Existe un gran número de enfermedades que pueden ser introducidas por la obesidad. Este es el caso de la diabetes, la apnea obstructiva del sueño, la hipertensión, algunas enfermedades cardiovasculares, la osteoartritis, algunos tipos de cáncer, trastornos alimenticios y trastornos psicológicos como la depresión.

Las causas de la obesidad son múltiples, pero tienen mucho que ver con el estilo de vida actual y con la mala alimentación, aparte de la influencia de los factores genéticos. En los últimos años ha aumentado la ingesta de alimentos hipercalóricos ricos en grasas y azúcares, a la vez que se ha instalado en la sociedad un gran sedentarismo tanto en niños como en adultos. La suma de todo esto provoca un desequilibrio en la balanza entre calorías consumidas y gastadas.

Por otro lado, cabe destacar que el estrés que provoca generalmente el trabajo, además de hábitos poco saludables como el de fumar, contribuyen al aumento de peso.

Asimismo, la falta de actividad física es una de las claves de la obesidad. La facilidad de transporte de las ciudades, los trabajos de oficina y pasar excesivo tiempo frente a ordenadores y televisores, son algunos de los culpables del sedentarismo que hemos mencionado anteriormente.

Resulta bastante evidente que para tratar la obesidad es necesario modificar los hábitos alimenticios y realizar actividad física diaria. Como estamos hablando de una patología crónica es necesario mantener el tratamiento de por vida para mantener un control sobre el peso.

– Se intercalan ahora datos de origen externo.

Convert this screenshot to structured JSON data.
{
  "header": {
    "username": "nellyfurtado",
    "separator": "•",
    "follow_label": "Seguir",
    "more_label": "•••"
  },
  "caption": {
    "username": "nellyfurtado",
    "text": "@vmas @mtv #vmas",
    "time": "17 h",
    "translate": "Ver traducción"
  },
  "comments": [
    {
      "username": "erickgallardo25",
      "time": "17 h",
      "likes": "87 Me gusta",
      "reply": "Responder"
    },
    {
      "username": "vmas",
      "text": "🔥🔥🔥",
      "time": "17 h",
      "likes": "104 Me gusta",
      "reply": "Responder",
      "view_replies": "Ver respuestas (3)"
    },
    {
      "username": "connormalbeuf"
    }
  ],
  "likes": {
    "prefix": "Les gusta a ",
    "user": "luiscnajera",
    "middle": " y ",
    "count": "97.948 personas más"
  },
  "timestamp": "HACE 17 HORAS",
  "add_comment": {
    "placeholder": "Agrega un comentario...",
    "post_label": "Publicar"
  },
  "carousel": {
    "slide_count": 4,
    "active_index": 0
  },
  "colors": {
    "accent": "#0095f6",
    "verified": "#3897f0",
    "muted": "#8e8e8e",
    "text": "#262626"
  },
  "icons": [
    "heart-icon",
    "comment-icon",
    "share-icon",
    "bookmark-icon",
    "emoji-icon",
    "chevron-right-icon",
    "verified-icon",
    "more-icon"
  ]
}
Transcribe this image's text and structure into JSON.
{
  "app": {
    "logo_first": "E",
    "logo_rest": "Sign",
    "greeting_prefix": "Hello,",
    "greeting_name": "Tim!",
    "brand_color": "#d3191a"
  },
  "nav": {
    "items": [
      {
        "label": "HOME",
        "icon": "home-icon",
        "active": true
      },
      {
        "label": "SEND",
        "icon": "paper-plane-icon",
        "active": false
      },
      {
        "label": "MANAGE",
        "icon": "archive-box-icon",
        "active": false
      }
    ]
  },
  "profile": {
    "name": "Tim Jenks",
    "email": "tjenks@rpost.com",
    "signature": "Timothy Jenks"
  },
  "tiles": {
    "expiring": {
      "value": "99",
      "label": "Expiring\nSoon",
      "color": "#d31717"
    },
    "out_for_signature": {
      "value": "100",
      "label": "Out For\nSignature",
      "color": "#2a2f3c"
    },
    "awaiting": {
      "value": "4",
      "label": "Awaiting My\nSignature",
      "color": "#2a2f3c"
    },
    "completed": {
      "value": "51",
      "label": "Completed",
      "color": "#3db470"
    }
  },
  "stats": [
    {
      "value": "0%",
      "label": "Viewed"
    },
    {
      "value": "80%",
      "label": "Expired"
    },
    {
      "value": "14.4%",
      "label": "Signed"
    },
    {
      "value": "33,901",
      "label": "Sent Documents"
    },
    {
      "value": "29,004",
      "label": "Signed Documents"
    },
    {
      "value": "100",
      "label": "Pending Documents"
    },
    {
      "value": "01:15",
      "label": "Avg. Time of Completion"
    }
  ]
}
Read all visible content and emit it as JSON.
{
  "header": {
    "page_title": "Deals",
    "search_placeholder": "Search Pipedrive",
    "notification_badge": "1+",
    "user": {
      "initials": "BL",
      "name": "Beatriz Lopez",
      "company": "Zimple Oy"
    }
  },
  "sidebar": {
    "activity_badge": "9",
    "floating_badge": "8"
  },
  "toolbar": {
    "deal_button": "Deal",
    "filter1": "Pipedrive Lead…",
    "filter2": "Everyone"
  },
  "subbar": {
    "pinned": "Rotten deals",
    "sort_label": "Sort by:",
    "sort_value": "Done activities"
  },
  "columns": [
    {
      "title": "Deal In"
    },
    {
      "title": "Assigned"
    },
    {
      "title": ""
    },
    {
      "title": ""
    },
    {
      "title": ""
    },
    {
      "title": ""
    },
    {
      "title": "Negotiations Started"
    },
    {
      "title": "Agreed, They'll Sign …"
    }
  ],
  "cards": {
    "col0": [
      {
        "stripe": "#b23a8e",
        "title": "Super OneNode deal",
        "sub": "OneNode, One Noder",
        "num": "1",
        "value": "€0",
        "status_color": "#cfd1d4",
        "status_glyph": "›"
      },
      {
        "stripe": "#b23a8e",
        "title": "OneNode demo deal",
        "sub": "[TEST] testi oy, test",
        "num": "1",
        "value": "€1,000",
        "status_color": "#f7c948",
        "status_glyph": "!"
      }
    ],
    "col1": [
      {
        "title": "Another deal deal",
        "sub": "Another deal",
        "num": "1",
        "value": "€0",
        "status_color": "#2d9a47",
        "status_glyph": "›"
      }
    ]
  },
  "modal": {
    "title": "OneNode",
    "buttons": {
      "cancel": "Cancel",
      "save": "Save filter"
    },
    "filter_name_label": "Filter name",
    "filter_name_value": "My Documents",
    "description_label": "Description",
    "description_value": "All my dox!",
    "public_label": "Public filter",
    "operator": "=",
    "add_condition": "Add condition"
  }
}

La obesidad repercute directamente en el mundo laboral, de hecho, está demostrado que en personas con obesidad el índice de absentismo laboral aumenta considerablemente, lo cual provoca que las empresas tengan reticencias a la hora de contratar trabajadores obesos.

El impacto de la multitud de problemas de salud a los que da lugar la obesidad puede hacer al paciente susceptible de una incapacidad laboral e incluso hacerle beneficiario de un certificado de discapacidad. En efecto, el estado físico de una persona obesa puede perjudicar gravemente su movilidad e impedirle la realización de acciones básicas para la vida diaria.

El caso más específico para alcanzar estas calificaciones es el de la obesidad mórbida, aunque se da por supuesto que hay que valorar la situación de cada paciente de manera independiente en función del cuadro clínico y de su profesión.

Una exploración médica y un informe médico pericial serían vitales para valorar si la obesidad y sus secuelas tienen la gravedad suficiente como para conseguir una incapacidad permanente, y en consecuencia, para demostrar que suponen una limitación para la actividad laboral del paciente.